Just like the Queensland Reds he plays for, Rod Davies knew he had to add to his game if he was to improve in 2011.
Just like the Queensland Reds he plays for, Rod Davies knew he had to add to his game if he was to improve in 2011. Supplied

Winger shows Reds won't relent

JUST like the Queensland Reds he plays for, Rod Davies knew he had to add to his game if he was to improve in 2011.

The new-look Davies and Reds were both on display on Sunday as they beat the Western Force 21-20 in the Super 15 rugby opener at Suncorp Stadium.

Davies, like the Reds, became known for his pace and opportunism last season.

On Sunday, it was his new-found aggressive attitude and defence that got him, and the Reds, home against the Force.

“It was a pretty tough game,” Davies said.

“It was hot out there. We were happy just to get away with a win.”

For most of the match it looked like that might not happen.

“They (Force) have four world-class back rowers and they played so hard on the ball,” former Ipswich Grammar School student Davies said.

When the Force scored with 13 minutes remaining to open up a six-point lead, it looked like curtains for the Reds.

Davies hadn’t endeared himself to his teammates when sin-binned late in the first half for throwing a punch at Force halfback Brett Sheehan.
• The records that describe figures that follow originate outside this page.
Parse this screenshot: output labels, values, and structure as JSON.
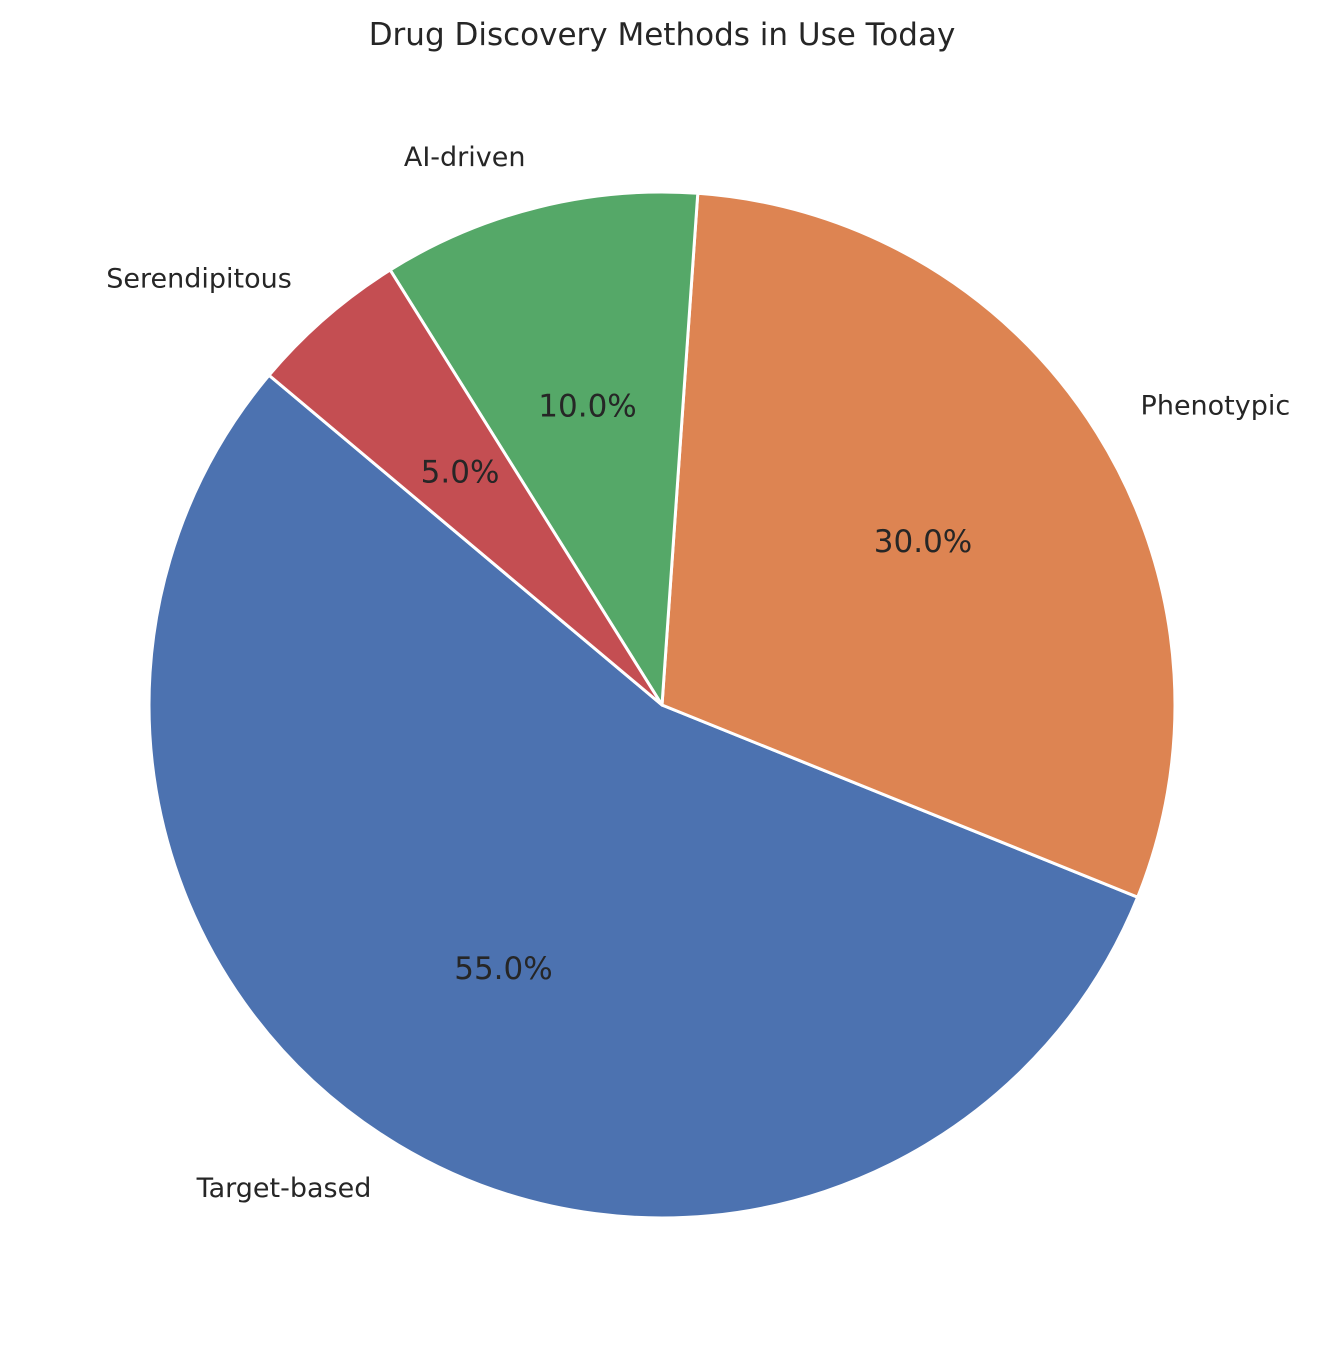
{
  "chart_data": {
    "type": "pie",
    "title": "Drug Discovery Methods in Use Today",
    "categories": [
      "Target-based",
      "Phenotypic",
      "AI-driven",
      "Serendipitous"
    ],
    "values": [
      55,
      30,
      10,
      5
    ],
    "percent_labels": [
      "55.0%",
      "30.0%",
      "10.0%",
      "5.0%"
    ],
    "colors": [
      "#4c72b0",
      "#dd8452",
      "#55a868",
      "#c44e52"
    ],
    "start_angle_deg": 140,
    "direction": "counterclockwise",
    "legend": "none"
  }
}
However, he made up for it in the second with a tenacious kick-chase and some tough tackling.

“He gets under the skin of a few players but it was a bit of a brain explosion,” Davies said of giving Sheehan a short right jab.

“Luckily it didn’t cost the boys too much.”

The Reds didn’t let the Force take advantage of Davies’ absence and even when James O’Connor scored, there was no sign of panic.

The fragility of previous seasons has been replaced by a confident resolve.

“A couple of years ago, we would have lost that game,” Davies said. “But we had the attitude of doing whatever it takes.

“We had to find a way to win.”

That meant shelving last season’s flamboyance and grinding down the Force on a sweltering Brisbane afternoon that registered 35 degrees at kick-off.

“We were dropping balls and forcing passes,” Davies said. “We went away from that, played more tactically with Quade (Cooper) and Will (Genia) kicking a bit more with a good kick-chase.”

The kick-chase became Davies’ responsibility and he repeatedly pressured the Force’s back three with his lightning pace before they could plan a response.

Davies pace was matched by his defence.

“It’s my job as a winger to put the pressure on their wingers and put them into touch,” he said. “Defence is more of an attitude thing.

“I have worked on it in the off-season – technique-wise and more aggression.

“It was something I was lacking.”

The pressure applied by Davies’ kick-chase gave the Reds the opportunities late in the game to score two tries – to hooker Saia Faingaa and his replacement James Hanson – which got them home.

“Two years ago, the guys would have dropped their bundle after they scored their try,” Davies said.

“It was the same in the first game last year against the Waratahs (which the Reds lost in the final minute).”